A coalition of firearm advocates, including the National Rifle Association and an affiliate, are filing two suits against the State of California over its ban on high-capacity ammunition magazines.
Calling the law ‘unconstitutional,’ the NRA and its allies plan to argue against legislation which restricts civilian possession of ammunition magazines capable of holding more than 10 rounds.
“Legislators in California routinely enact laws that only affect the law-abiding and do nothing to enhance public safety,” said the NRA’s executive director of its Institute for Legislative Action, Chris Cox. “This lawsuit, and others that will follow, is an effort to ensure the rights of law-abiding gun owners are respected in California.”
According to The Los Angeles Times, the California Rifle and Pistol Association is also filing a suit against California for another law, which bans semiautomatic rifles with replaceable magazines.
Attorneys are describing the initiative by groups like the NRA and CRPA as “a series of long and carefully planned lawsuits challenging the package of guns bans passed last year that have collectively become known as ‘gunmageddon’ by gun owners.”
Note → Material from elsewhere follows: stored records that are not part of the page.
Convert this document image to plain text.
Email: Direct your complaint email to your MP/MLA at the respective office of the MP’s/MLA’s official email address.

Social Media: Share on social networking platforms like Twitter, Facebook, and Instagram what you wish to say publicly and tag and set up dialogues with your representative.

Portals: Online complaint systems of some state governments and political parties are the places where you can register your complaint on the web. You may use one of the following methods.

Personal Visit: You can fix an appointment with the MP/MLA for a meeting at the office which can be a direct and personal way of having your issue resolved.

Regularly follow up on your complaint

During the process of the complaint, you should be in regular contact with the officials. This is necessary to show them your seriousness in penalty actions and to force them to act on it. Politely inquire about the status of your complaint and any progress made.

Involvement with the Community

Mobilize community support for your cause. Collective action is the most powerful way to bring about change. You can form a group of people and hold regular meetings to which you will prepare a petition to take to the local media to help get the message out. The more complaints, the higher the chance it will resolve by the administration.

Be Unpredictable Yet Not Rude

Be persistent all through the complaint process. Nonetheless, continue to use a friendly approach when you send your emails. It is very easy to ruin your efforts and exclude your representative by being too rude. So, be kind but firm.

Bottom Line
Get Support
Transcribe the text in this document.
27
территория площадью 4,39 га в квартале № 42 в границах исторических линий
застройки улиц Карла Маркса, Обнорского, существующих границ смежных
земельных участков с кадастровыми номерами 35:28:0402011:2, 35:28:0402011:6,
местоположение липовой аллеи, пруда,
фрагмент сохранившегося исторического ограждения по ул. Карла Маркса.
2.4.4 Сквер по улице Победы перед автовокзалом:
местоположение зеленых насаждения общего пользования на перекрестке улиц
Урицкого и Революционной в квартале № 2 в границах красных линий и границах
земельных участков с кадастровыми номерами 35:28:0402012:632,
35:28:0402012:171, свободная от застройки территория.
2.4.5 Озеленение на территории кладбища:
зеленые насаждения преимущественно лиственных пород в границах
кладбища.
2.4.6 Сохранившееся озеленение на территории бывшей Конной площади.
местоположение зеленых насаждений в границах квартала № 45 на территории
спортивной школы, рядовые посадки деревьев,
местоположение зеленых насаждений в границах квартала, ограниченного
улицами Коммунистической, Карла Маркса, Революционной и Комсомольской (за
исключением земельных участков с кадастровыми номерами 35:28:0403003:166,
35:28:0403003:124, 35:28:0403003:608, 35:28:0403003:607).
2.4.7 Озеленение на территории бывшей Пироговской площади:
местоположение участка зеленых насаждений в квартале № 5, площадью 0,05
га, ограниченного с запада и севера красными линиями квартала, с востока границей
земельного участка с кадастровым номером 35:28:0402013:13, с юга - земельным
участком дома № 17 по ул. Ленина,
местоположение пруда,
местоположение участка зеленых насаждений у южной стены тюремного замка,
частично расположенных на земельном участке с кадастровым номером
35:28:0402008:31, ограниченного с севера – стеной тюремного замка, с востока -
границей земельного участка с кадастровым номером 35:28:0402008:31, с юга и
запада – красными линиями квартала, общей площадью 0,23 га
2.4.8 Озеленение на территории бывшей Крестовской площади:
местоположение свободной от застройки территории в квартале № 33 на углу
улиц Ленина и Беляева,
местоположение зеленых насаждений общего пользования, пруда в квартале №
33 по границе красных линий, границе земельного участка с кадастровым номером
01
Both laws were passed in the last year as a response to the San Bernardino shootings, in which a U.S. citizen and his foreign wife staged an Islamic State-inspired attack against a government building before being killed in a dramatic standoff with law enforcement.
While both complaints were filed separately and at different times, they strike a similar tone that’s often used by critics of gun control – that restrictions on the rights of Americans pose a threat to the Second Amendment and endanger the ability of gun-owners to protect themselves.
“The reason for the popularity of these magazines is straightforward: In a confrontation with a violent attacker, having enough ammunition can be the difference between life and death,” read the CRPA complaint.
Despite the contention, experts contacted by the San Diego Tribune note that laws regulating the possession of certain types of firearm accessories have a history of prevailing in court.
“I think many courts have found these types of regulations to be constitutional,” said Griffin Dix, the co-chair of the Oakland chapter of the Brady Campaign to Prevent Gun Violence. “
He purportedly cited several rulings, explaining, “a whole series of ways under the Second Amendment you can regulate firearms, and that would include magazines.”
The California laws separately target high-capacity magazines as well as magazines equipped with ‘bullet buttons,’ which make removing and replacing magazines easier.
The gun laws were passed as a part of California’s November Proposition 63.
The main backer of the laws, Lt. Governor Gavin Newsom, didn’t mince words when addressing the NRA.
“The people of California have already spoken loudly and they resoundingly rejected the NRA’s deceitful agenda,” he said. “And federal courts have already spoken, in favor of public safety by restricting large capacity magazines.”
Proponents of gun control often cite the destructive capacity of both semiautomatic rifles and large magazines, while critics of laws like California tend to raise the possibility of home-defense scenarios.